Notice what's missing from all of that? There's not one word about New York's own tax rates. Not one word about its spending. Not one word about the decisions Albany controls. Trump and COVID ate up nearly her entire answer, while her own policies never came up once.

The host finally posed the question Hochul had spent the whole segment avoiding: "You don't think that's a problem now?"

The governor's answer was a masterpiece of saying nothing. "But I'm here. I am today. I am doing what I can to stop that," she said. No plan. No specific action. No word on whether the wealthy exodus slowed down after 2022. No mention of Florida or Texas, the two states that have been happily scooping up New York's former taxpayers for years.

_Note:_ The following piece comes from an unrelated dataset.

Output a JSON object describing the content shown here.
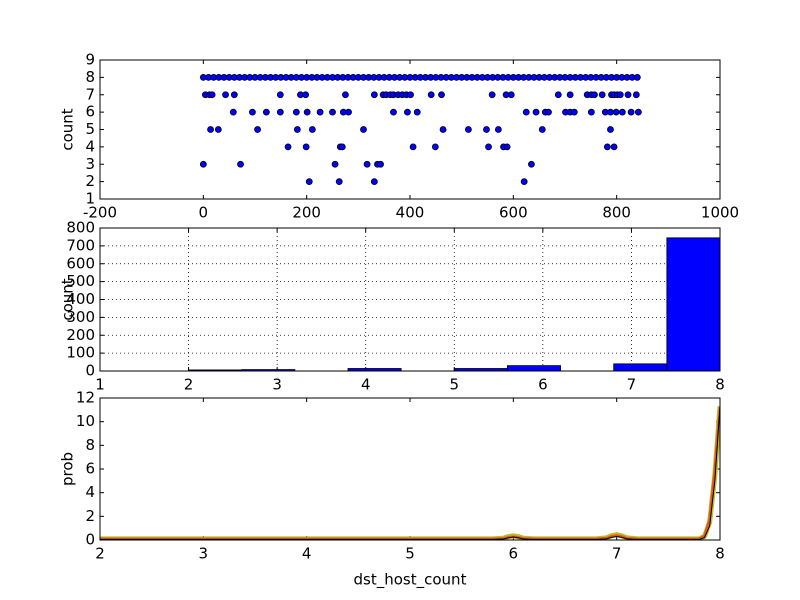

Here's the problem for Hochul: Congress didn't write New York's tax code. Congress doesn't set its spending or its budget. Those calls belong to Albany, and Albany's answer has been more spending, higher taxes on top earners, and new ways to squeeze a shrinking pool of wealthy residents. Hochul can blame Washington all she wants. The people leaving know exactly who's driving them out.

This isn't just a New York problem. It's a preview of what happens anywhere Democrats run the government long enough to own the consequences and still refuse to. Gov. Gavin Newsom (D-Calif.) has blamed Trump for California’s gas prices and wildfire mismanagement, despite state taxes and poor local management being the real culprits. In Illinois, Gov. JB Pritzker blames Trump, not decades of bad state policy, for the state’s financial problems.

A party that never has to answer for its own failures never has to fix them, either. That's the real cost here. This is far bigger than just avoiding responsibility; it's a governing style built on the assumption that someone else will always take the blame, which means the failures never stop, because nothing ever forces them to… unless the voters do something about it.